Alina membiarkan Quella menyelesaikan ceritanya."Sayang, jika kamu tidak mengingatnya. Mengapa Xaver bisa mengatakan kalian telah menghabiskan malam bersama?" Alina tentu mempertanyakan hal itu.
"Dan mengapa kalian bisa bersama, bahkan dengan baju tidur yang senada. Bukankah itu mencurigakan," ujar Zafran agar Quella menceritakan lagi, tapi yang dirinya lihat hanyalah sebuah kebingungan dari wajah Quella.
"Itu....," Quella kehabisan akal untuk menjawab, dirinya bingung harus memberikan alasan apa.
"Kamu pun ragu untuk menjawabnya kan," ucap Zafran lagi, raut Quella semakin tertunduk.
Menghela napasnya pelan, Quella sudah tidak tau harus berbuat apa. "Aku mohon, jangan permasalahan hal ini. Aku anggap masalah ini tidak pernah terjadi," ucap Quella berharap dengan tinggi agar masalah ini selesai begitu saja.
"Tapi nak, masalah ini akan membahayakan harga dirimu, dan kehormatan mu. Kami hanya ingin membantu, berita ini akan menjadi bumerang bagimu di suatu saat. Kita tidak tau, apakah berita ini sudah ada yang mengetahuinya atau belum? Hanya saja kami harap kamu berpikir dengan kepala dingin," Zafran menjelaskan semuanya, bahwa hal ini memiliki resiko yang tinggi.

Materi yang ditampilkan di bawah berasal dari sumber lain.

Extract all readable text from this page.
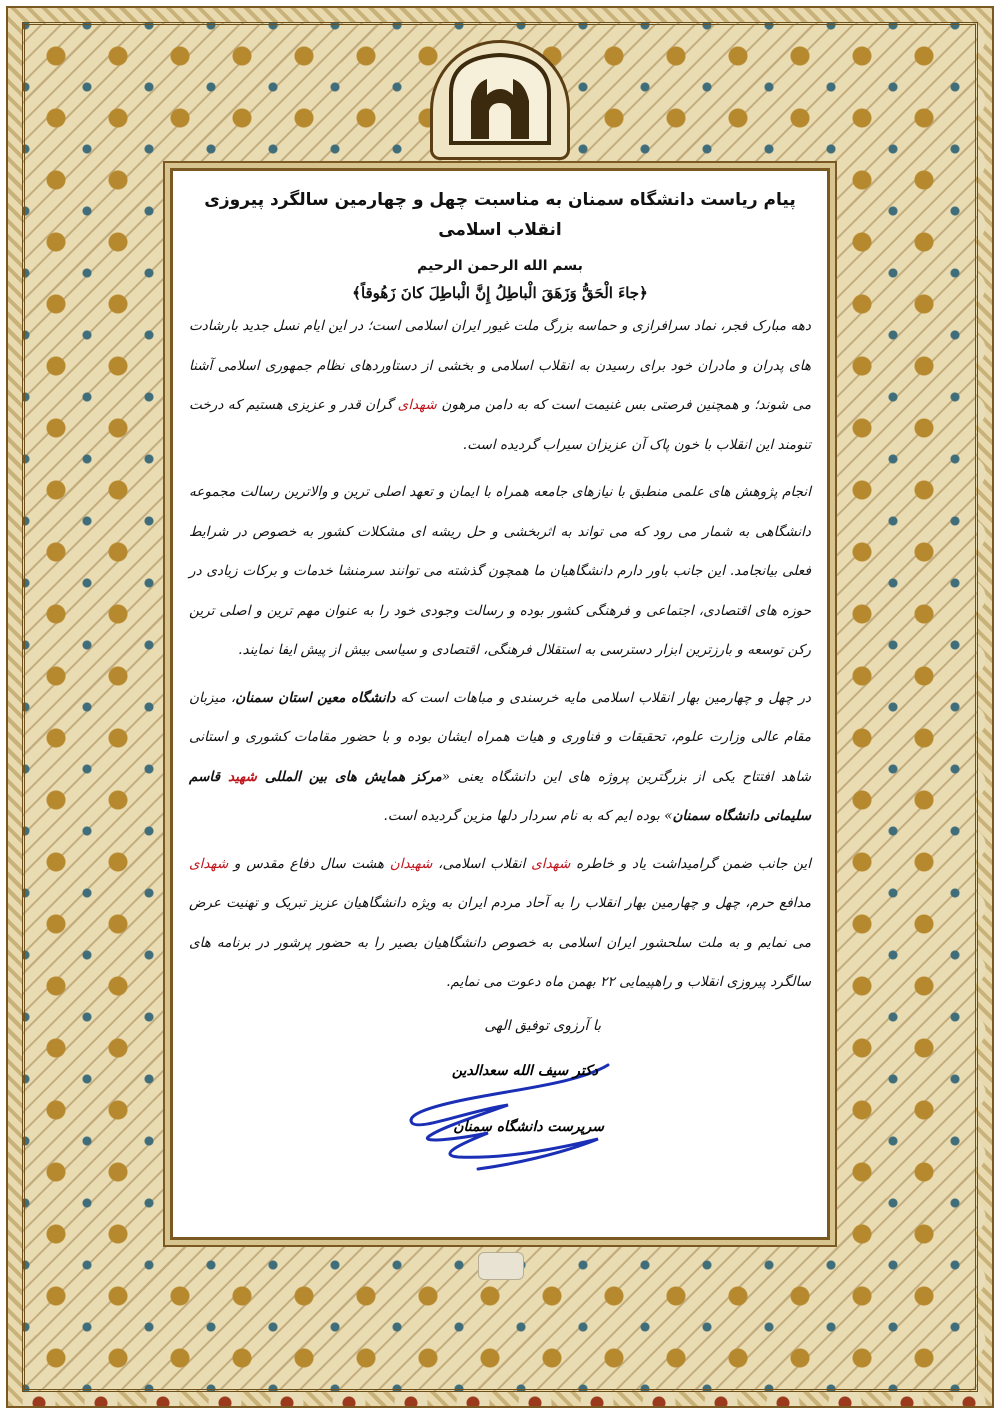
پیام ریاست دانشگاه سمنان به مناسبت چهل و چهارمین سالگرد پیروزی انقلاب اسلامی

بسم الله الرحمن الرحیم
﴿جاءَ الْحَقُّ وَزَهَقَ الْباطِلُ إِنَّ الْباطِلَ کانَ زَهُوقاً﴾

دهه مبارک فجر، نماد سرافرازی و حماسه بزرگ ملت غیور ایران اسلامی است؛ در این ایام نسل جدید بارشادت های پدران و مادران خود برای رسیدن به انقلاب اسلامی و بخشی از دستاوردهای نظام جمهوری اسلامی آشنا می شوند؛ و همچنین فرصتی بس غنیمت است که به دامن مرهون شهدای گران قدر و عزیزی هستیم که درخت تنومند این انقلاب با خون پاک آن عزیزان سیراب گردیده است.

انجام پژوهش های علمی منطبق با نیازهای جامعه همراه با ایمان و تعهد اصلی ترین و والاترین رسالت مجموعه دانشگاهی به شمار می رود که می تواند به اثربخشی و حل ریشه ای مشکلات کشور به خصوص در شرایط فعلی بیانجامد. این جانب باور دارم دانشگاهیان ما همچون گذشته می توانند سرمنشا خدمات و برکات زیادی در حوزه های اقتصادی، اجتماعی و فرهنگی کشور بوده و رسالت وجودی خود را به عنوان مهم ترین و اصلی ترین رکن توسعه و بارزترین ابزار دسترسی به استقلال فرهنگی، اقتصادی و سیاسی بیش از پیش ایفا نمایند.

در چهل و چهارمین بهار انقلاب اسلامی مایه خرسندی و مباهات است که دانشگاه معین استان سمنان، میزبان مقام عالی وزارت علوم، تحقیقات و فناوری و هیات همراه ایشان بوده و با حضور مقامات کشوری و استانی شاهد افتتاح یکی از بزرگترین پروژه های این دانشگاه یعنی «مرکز همایش های بین المللی شهید قاسم سلیمانی دانشگاه سمنان» بوده ایم که به نام سردار دلها مزین گردیده است.

این جانب ضمن گرامیداشت یاد و خاطره شهدای انقلاب اسلامی، شهیدان هشت سال دفاع مقدس و شهدای مدافع حرم، چهل و چهارمین بهار انقلاب را به آحاد مردم ایران به ویژه دانشگاهیان عزیز تبریک و تهنیت عرض می نمایم و به ملت سلحشور ایران اسلامی به خصوص دانشگاهیان بصیر را به حضور پرشور در برنامه های سالگرد پیروزی انقلاب و راهپیمایی ۲۲ بهمن ماه دعوت می نمایم.

با آرزوی توفیق الهی
دکتر سیف الله سعدالدین
سرپرست دانشگاه سمنان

Quella dibuat kebingungan, masalahnya dirinya tidak mau sampai harus menikah dengan Xaver. Sebelum dirinya mengatakan pembelaan kembali, kata-kata dari Zafran membuatnya berpikir beribu kali.
"Apalagi image Queez Hotel baru akan membaik. Apa kamu rela membuat Queez Hotel kembali dalam keadaan jatuh?" Zafran berkata dari sudut pandangnya yang menjadi seorang pembisnis.
"Aku...," Quella kebingungan, bahkan kepalanya merasa berdenyut. Memikirkan kemungkinan terburuk, jika berita ini sampai tersebar luas.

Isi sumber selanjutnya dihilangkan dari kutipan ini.